Starting a large number of async processes with multiprocessing

If I call apply_async 10,000 times, assuming the OOM-killer doesn't interfere, will multiprocessing start them all simultaneously, or will it start them in batches. For example.. Every 100 starts, waiting for 90 to finish starting before starting any more?

Dustin

Solution

apply_async() is a method of multiprocessing.Pool objects, and delivers all work to the number of processes you specified when you created the Pool. Only that many tasks can run simultaneously. The rest are saved in queues (or pipes) by the multiprocessing machinery, and automatically doled out to processes as they complete tasks already assigned. Much the same is true of all the Pool methods to which you feed multiple work items.

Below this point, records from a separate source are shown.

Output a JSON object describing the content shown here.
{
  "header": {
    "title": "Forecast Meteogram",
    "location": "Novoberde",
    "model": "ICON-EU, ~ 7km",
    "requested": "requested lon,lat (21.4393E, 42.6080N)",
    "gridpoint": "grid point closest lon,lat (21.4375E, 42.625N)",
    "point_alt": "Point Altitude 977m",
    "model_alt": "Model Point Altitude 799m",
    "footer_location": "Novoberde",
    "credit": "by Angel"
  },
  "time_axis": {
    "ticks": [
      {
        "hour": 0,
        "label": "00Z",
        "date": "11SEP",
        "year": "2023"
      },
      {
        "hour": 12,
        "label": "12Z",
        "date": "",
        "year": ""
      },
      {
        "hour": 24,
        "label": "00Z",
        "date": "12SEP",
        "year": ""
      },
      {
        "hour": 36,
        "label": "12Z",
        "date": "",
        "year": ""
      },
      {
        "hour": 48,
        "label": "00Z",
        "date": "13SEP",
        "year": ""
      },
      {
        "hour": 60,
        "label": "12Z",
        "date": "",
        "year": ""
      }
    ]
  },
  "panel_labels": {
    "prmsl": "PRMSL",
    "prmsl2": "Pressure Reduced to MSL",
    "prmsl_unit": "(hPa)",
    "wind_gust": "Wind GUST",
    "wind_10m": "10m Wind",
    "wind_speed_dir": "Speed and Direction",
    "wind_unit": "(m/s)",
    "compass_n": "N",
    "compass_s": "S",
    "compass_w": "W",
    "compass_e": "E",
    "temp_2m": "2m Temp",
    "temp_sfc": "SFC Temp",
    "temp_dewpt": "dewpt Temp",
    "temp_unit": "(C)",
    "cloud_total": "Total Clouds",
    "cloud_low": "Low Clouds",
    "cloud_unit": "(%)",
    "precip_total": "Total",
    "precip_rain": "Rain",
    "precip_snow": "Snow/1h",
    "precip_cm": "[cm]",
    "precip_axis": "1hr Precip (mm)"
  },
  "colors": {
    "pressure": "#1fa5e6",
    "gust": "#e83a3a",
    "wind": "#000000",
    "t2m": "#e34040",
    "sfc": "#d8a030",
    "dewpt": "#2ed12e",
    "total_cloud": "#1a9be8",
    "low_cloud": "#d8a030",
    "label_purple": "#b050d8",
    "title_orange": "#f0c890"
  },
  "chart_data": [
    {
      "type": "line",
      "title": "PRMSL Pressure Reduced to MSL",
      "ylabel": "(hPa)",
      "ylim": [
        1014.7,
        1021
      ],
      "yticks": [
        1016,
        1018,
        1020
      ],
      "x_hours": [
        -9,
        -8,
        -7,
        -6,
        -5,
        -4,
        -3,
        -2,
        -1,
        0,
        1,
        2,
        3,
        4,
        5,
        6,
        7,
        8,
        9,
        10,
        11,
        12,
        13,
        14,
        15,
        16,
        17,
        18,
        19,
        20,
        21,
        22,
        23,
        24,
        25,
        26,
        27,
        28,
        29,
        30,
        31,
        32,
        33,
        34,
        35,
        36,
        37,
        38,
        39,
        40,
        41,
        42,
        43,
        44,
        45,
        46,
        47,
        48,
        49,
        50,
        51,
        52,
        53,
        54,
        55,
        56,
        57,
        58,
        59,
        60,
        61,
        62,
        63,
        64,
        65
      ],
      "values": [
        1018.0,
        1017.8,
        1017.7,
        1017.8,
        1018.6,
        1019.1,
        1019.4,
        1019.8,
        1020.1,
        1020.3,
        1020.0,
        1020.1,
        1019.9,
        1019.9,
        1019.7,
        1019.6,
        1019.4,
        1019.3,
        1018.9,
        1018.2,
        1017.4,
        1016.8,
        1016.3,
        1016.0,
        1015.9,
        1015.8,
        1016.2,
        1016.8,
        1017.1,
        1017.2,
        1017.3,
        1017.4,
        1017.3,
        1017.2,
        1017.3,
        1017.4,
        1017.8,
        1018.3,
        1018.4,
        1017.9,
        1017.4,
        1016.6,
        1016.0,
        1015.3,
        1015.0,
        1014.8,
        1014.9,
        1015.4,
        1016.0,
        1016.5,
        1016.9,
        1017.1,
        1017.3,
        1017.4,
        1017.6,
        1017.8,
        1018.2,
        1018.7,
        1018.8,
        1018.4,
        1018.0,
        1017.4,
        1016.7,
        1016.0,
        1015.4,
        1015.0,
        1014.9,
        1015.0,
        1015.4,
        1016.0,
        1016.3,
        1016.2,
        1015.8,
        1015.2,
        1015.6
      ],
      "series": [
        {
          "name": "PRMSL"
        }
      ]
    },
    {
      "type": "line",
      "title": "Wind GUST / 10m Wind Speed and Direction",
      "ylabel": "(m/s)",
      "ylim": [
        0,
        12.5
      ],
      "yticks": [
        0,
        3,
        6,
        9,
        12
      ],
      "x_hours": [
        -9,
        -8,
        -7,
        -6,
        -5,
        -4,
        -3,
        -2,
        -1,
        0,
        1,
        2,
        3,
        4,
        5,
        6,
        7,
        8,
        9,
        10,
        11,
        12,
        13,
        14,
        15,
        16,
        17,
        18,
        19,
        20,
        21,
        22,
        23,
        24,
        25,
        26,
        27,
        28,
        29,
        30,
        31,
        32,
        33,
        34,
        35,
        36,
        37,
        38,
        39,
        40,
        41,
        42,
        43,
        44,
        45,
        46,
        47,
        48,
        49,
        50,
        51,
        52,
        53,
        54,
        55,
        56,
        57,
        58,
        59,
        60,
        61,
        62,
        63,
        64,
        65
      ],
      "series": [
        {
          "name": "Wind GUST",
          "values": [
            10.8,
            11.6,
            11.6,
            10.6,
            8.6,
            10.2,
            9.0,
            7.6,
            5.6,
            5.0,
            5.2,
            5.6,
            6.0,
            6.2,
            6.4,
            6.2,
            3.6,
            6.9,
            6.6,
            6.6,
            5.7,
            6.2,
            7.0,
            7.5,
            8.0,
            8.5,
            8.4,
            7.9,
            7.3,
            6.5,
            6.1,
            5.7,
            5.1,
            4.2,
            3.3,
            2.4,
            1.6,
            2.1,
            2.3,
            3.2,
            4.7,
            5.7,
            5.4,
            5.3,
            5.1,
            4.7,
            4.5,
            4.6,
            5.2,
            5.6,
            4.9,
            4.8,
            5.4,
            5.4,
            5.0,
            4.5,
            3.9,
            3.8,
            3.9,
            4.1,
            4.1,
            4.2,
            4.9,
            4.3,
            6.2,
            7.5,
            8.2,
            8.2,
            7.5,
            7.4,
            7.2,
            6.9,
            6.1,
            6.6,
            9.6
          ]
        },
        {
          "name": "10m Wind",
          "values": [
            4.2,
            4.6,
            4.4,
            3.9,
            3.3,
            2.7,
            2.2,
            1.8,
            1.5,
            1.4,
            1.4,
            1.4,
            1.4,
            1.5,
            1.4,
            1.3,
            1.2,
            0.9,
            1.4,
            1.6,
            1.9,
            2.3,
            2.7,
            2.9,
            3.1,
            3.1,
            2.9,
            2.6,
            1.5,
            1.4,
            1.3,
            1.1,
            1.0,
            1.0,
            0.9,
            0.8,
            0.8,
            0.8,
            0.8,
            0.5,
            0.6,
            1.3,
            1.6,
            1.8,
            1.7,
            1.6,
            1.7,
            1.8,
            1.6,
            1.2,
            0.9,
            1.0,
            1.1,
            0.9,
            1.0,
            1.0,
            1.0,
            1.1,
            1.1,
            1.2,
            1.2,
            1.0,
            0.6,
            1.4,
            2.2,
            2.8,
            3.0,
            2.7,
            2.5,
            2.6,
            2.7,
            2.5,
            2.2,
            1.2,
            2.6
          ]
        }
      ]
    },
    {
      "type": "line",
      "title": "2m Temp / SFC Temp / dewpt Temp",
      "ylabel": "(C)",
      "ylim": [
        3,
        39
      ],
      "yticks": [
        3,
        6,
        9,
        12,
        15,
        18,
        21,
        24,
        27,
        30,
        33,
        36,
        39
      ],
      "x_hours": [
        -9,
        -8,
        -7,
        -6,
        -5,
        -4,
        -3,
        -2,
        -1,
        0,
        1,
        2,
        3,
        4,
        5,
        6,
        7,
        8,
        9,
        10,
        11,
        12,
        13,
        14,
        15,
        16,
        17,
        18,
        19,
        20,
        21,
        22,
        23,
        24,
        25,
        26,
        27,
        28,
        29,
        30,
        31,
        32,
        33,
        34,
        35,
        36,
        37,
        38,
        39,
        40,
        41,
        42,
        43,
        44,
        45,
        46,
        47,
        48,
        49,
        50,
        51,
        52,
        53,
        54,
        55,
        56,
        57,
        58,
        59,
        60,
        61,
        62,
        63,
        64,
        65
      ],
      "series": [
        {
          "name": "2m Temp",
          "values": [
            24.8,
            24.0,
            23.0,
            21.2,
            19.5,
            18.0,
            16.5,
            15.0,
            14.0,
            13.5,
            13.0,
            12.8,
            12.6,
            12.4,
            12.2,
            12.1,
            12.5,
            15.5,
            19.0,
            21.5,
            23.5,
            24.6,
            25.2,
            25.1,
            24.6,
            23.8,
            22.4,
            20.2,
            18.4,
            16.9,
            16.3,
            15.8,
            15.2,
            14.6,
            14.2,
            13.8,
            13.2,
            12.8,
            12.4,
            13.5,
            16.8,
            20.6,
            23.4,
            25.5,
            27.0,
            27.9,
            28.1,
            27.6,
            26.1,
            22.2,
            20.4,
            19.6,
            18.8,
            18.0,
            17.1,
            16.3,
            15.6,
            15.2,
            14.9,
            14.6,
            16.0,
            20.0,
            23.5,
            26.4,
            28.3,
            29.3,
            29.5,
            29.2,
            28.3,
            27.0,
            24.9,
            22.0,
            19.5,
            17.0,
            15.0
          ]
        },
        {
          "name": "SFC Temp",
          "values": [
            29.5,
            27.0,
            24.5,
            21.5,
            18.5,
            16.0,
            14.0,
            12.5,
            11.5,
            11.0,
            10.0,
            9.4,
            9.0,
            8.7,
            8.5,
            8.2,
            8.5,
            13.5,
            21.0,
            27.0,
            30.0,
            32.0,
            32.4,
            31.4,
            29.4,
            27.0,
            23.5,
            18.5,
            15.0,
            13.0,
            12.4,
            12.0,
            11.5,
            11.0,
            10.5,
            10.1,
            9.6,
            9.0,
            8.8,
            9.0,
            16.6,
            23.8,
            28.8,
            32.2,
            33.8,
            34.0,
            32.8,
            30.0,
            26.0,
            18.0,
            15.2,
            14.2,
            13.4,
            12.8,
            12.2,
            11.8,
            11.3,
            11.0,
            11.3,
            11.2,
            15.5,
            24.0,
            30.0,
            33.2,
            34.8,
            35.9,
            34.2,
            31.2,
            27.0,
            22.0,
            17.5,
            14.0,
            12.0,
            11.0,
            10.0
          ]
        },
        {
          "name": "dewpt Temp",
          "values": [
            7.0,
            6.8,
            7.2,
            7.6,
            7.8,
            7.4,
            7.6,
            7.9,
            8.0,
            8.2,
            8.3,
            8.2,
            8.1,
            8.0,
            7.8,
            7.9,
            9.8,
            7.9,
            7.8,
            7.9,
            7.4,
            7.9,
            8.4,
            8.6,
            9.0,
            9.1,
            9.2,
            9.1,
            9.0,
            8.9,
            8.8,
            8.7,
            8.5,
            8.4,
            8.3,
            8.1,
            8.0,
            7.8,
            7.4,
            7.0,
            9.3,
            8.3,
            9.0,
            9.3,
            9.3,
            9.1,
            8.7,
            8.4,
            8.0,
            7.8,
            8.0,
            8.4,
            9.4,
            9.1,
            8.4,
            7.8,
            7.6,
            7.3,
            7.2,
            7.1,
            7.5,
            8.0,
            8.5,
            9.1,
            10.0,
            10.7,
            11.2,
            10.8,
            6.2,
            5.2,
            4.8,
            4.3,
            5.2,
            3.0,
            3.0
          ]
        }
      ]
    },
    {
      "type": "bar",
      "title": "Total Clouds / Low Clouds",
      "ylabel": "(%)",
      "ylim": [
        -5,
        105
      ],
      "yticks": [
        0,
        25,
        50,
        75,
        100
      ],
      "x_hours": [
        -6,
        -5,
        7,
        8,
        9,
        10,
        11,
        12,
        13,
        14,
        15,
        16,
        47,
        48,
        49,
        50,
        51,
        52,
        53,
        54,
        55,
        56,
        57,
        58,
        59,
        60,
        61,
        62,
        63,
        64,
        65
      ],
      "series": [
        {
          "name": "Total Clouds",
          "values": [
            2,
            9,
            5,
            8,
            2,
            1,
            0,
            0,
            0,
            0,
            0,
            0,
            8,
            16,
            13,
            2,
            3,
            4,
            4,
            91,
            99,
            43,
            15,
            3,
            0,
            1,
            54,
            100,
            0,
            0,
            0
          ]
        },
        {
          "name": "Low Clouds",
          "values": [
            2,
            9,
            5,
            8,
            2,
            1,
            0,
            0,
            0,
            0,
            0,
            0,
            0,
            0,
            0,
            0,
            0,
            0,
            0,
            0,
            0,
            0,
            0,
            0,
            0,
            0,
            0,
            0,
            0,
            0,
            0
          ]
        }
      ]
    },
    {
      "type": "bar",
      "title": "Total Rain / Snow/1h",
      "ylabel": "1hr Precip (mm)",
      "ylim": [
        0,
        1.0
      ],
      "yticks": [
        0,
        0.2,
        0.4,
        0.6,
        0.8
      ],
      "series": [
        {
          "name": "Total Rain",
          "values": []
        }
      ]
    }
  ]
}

A little more clarification: apply_async doesn't create, or start, any processes. The processes were created when you called Pool(). The processes just sit there and wait until you invoke Pool methods (like apply_async()) that ask for some real work to be done.

Example

Play with this:

MAX = 100000

from time import sleep
def f(i):
    sleep(0.01)
    return i

def summer(summand):
    global SUM, FINISHED
    SUM += summand
    FINISHED += 1

if __name__ == "__main__":
    import multiprocessing as mp
    SUM = 0
    FINISHED = 0
    pool = mp.Pool(4)

    print "queuing", MAX, "work descriptions"
    for i in xrange(MAX):
        pool.apply_async(f, args=(i,), callback=summer)
        if i % 1000 == 0:
            print "{}/{}".format(FINISHED, i),
    print

    print "closing pool"
    pool.close()

    print "waiting for processes to end"
    pool.join()

    print "verifying result"
    print "got", SUM, "expected", sum(xrange(MAX))

Output is like:

queuing 100000 work descriptions
0/0 12/1000 21/2000 33/3000 42/4000
... stuff chopped for brevity ...
1433/95000 1445/96000 1456/97000 1466/98000 1478/99000
closing pool
waiting for processes to end
... and it waits here "for a long time" ...
verifying result
got 4999950000 expected 4999950000

You can answer most of your questions just by observing its behavior. The work items are queued up quickly. By the time we see "closing pool", all the work items have been queued, but 1478 have already completed, and about 98000 are still waiting for some process to work on them.

If you take the sleep(0.01) out of f(), it's much less revealing, because results come back almost as fast as work items are queued.

Memory use remains trivial no matter how you run it, though. The work items here (the name of the function ("f") and its pickled integer argument) are tiny.